Obsessions are defined as recurrent intrusive thoughts, including mental images or impulses to engage in a particular behavior. An individual may experience obsessions with an unanticipated level of intensity, contributing to the distress associated with the disorder. Despite identifying obsessions as senseless or inappropriate, individuals with OCD often feel powerless to control the continual influx of overwhelming obsessive thoughts. Common obsessions include:

  • Contamination
  • Losing control
  • Harm to self or others (Safety)
  • Perfectionism
  • Need for evenness, order, or symmetry
  • Unwanted sexual or aggressive thoughts
  • Scrupulosity themes (religiosity, blasphemy, morality)
  • Illness or disease
  • Superstitions
  • Doubting one’s memory or perception

Compulsions are repetitive physical or mental behaviors in which the individual feels driven to engage, in order to neutralize an obsession or in accordance with rules that are applied rigidly. The purpose of these acts is to reduce distress or to prevent a dreaded outcome; however these compulsions are not really connected to the feared event or are distinctly excessive. Compulsive behavior can help foster a sense of control over obsessions and over the related emotional reactions. This relief is only temporary and actually can strengthen the influence of the obsessions. Common compulsions include:

  • Washing and cleaning
  • Checking
  • Counting and repeating
  • Arranging objects
  • Touching objects
  • Mental compulsions
  • Collecting or acquiring
  • “Just right” feelings
  • Confessing
  • Reassurance seeking

A third element of OCD is the avoidance of situations that cause distress. Sometimes compulsions are so elaborate and demanding, it can be easier to steer clear of those things that trigger the compulsions.

It is estimated that the lifetime prevalence rate for OCD is 2.5% – that’s almost 800,000 people in the United States who will experience OCD at some point in their lives.

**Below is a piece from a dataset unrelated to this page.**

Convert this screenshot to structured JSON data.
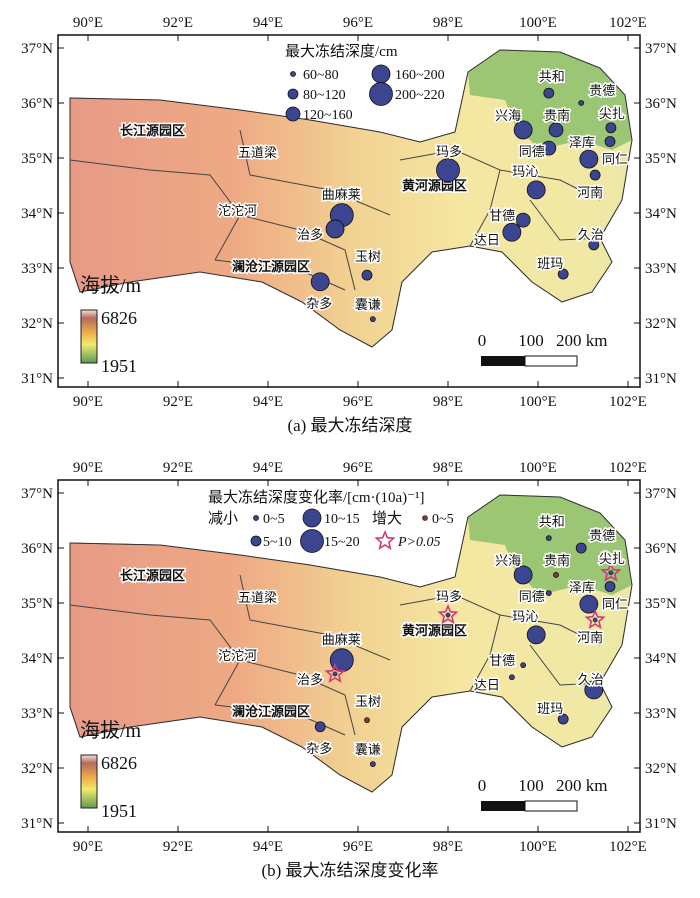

For 80% of adults with OCD, their symptoms started in childhood or adolescence. The difference between adult and childhood OCD is developmental, with respect to the level of insight demonstrated. OCD may have a magical element for children because they do not have the cognitive skills that allow for the rational explanations often made by adults with OCD. Additionally, Piaget described the presence of some obsessive and compulsive behaviors as normative. Age-dependent obsessive-compulsive behaviors are relevant to the progression of cognitive development. Unlike the repetitive behaviors associated with cognitive development, OCD behaviors do not foster a sense of mastery and may actually interfere with the child’s ability to socialize and develop relationships with peers.

Individuals with OCD often recognize that these obsessions and compulsions are excessive or irrational but they feel the need to engage in them anyway. This tug-of-war between what makes sense and what is being demanded of them by OCD can further the distress experienced as a result of the OCD.